DEAF/BLINDNESS – a combination of hearing and vision impairments which
causes such severe communication and other developmental and educational
problems that such students may require specific educational services to meet
the needs resulting from both impairments.
DEVELOPMENTAL DELAY – an exceptionality in which children, ages 3 through 9 are identified as experiencing delays in one or more of the following areas: physical development, cognitive development, communication development, social or emotional development or adaptive development.
EMOTIONAL/BEHAVIORAL DISORDER – a disability characterized by behavioral or
emotional responses so different from appropriate age, cultural or ethical norms  that adversely affect performance.  Performance includes academic, social,  vocational and/or personal skills.  Emotional/Behavioral Disorders can  co-exist  with other disabilities.
HEARING IMPAIRMENT – an auditory sensitivity (as measured by conventional behavioral audiological techniques or physiological measures) so deficient as to significantly interfere with educational performance.
LEARNING DISABILITIES – severe and unique learning problems as a result of significant difficulties in the acquisition, organization or expression of specific academic skills or concepts.

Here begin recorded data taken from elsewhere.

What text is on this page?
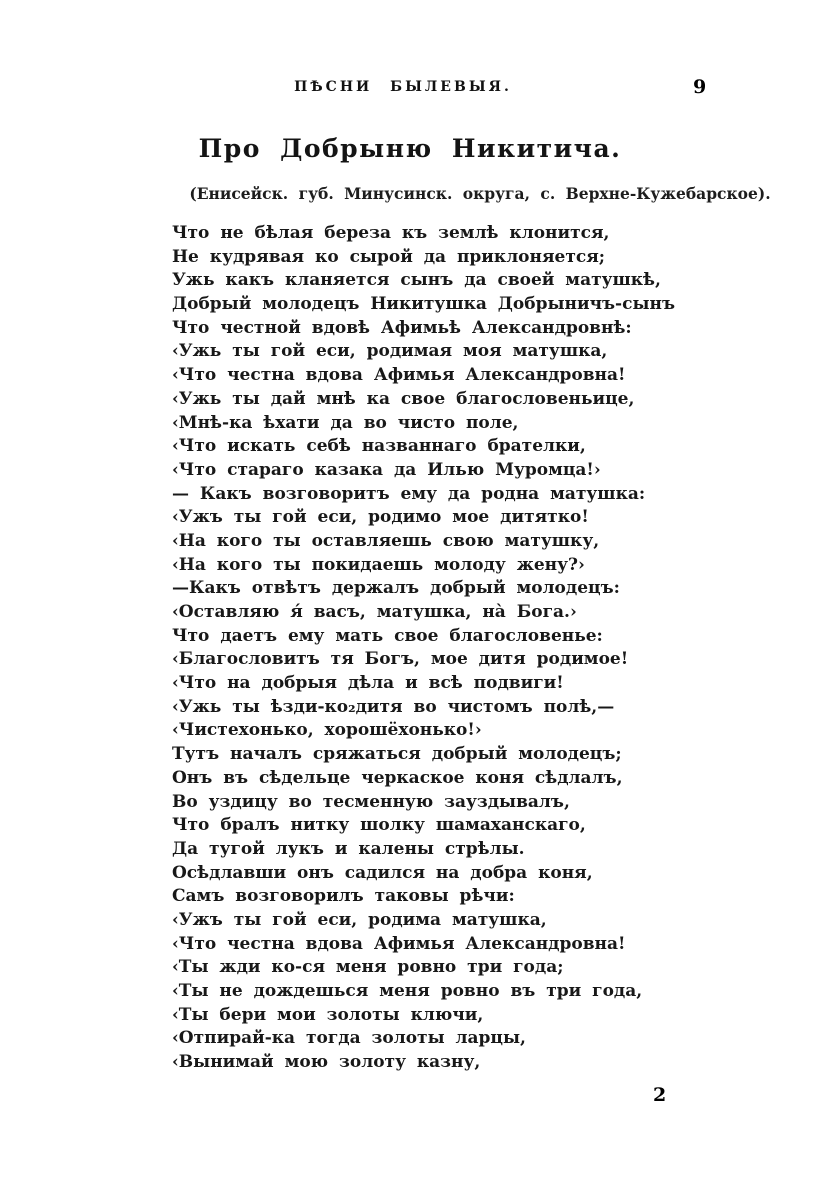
ПѢСНИ БЫЛЕВЫЯ.	9
Про Добрыню Никитича.
(Енисейск. губ. Минусинск. округа, с. Верхне-Кужебарское).
Что не бѣлая береза къ землѣ клонится,
Не кудрявая ко сырой да приклоняется;
Ужь какъ кланяется сынъ да своей матушкѣ,
Добрый молодецъ Никитушка Добрыничъ-сынъ
Что честной вдовѣ Афимьѣ Александровнѣ:
‹Ужь ты гой еси, родимая моя матушка,
‹Что честна вдова Афимья Александровна!
‹Ужь ты дай мнѣ ка свое благословеньице,
‹Мнѣ-ка ѣхати да во чисто поле,
‹Что искать себѣ названнаго брателки,
‹Что стараго казака да Илью Муромца!›
— Какъ возговоритъ ему да родна матушка:
‹Ужъ ты гой еси, родимо мое дитятко!
‹На кого ты оставляешь свою матушку,
‹На кого ты покидаешь молоду жену?›
—Какъ отвѣтъ держалъ добрый молодецъ:
‹Оставляю я́ васъ, матушка, на̀ Бога.›
Что даетъ ему мать свое благословенье:
‹Благословитъ тя Богъ, мое дитя родимое!
‹Что на добрыя дѣла и всѣ подвиги!
‹Ужь ты ѣзди-ко₂дитя во чистомъ полѣ,—
‹Чистехонько, хорошёхонько!›
Тутъ началъ сряжаться добрый молодецъ;
Онъ въ сѣдельце черкаское коня сѣдлалъ,
Во уздицу во тесменную зауздывалъ,
Что бралъ нитку шолку шамаханскаго,
Да тугой лукъ и калены стрѣлы.
Осѣдлавши онъ садился на добра коня,
Самъ возговорилъ таковы рѣчи:
‹Ужъ ты гой еси, родима матушка,
‹Что честна вдова Афимья Александровна!
‹Ты жди ко-ся меня ровно три года;
‹Ты не дождешься меня ровно въ три года,
‹Ты бери мои золоты ключи,
‹Отпирай-ка тогда золоты ларцы,
‹Вынимай мою золоту казну,
2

These learning problems are typically manifested in school functioning as significantly poor performance in such areas as reading, writing, spelling, arithmetic reasoning and calculation, oral expression or comprehension, or the acquisition of basic concepts.
MULTIPLE DISABILITIES – a combination of disabilities which causes such severe educational problems that these pupils cannot be accommodated in special education programs solely for one of the impairments.
NON-CATEGORICAL PRESCHOOL – an exceptionality in which students three years through age five; but not enrolled in a state approved kindergarten, are identified as having a disabling condition which is described according to functional or developmental levels, as mild/moderate or severe/profound.
OTHER HEALTH IMPAIRMENTS – limited strength, vitality and alertness due to chronic or acute health problems. ORTHOPEDIC IMPAIRMENTS – a severe orthopedic disability which adversely affects a student’s educational performance.
TRAUMATIC BRAIN INJURY – an acquired injury to the brain caused by an external physical force, resulting in total or partial functional or psychosocial impairment, or both, that adversely affects a student’s educational  performance.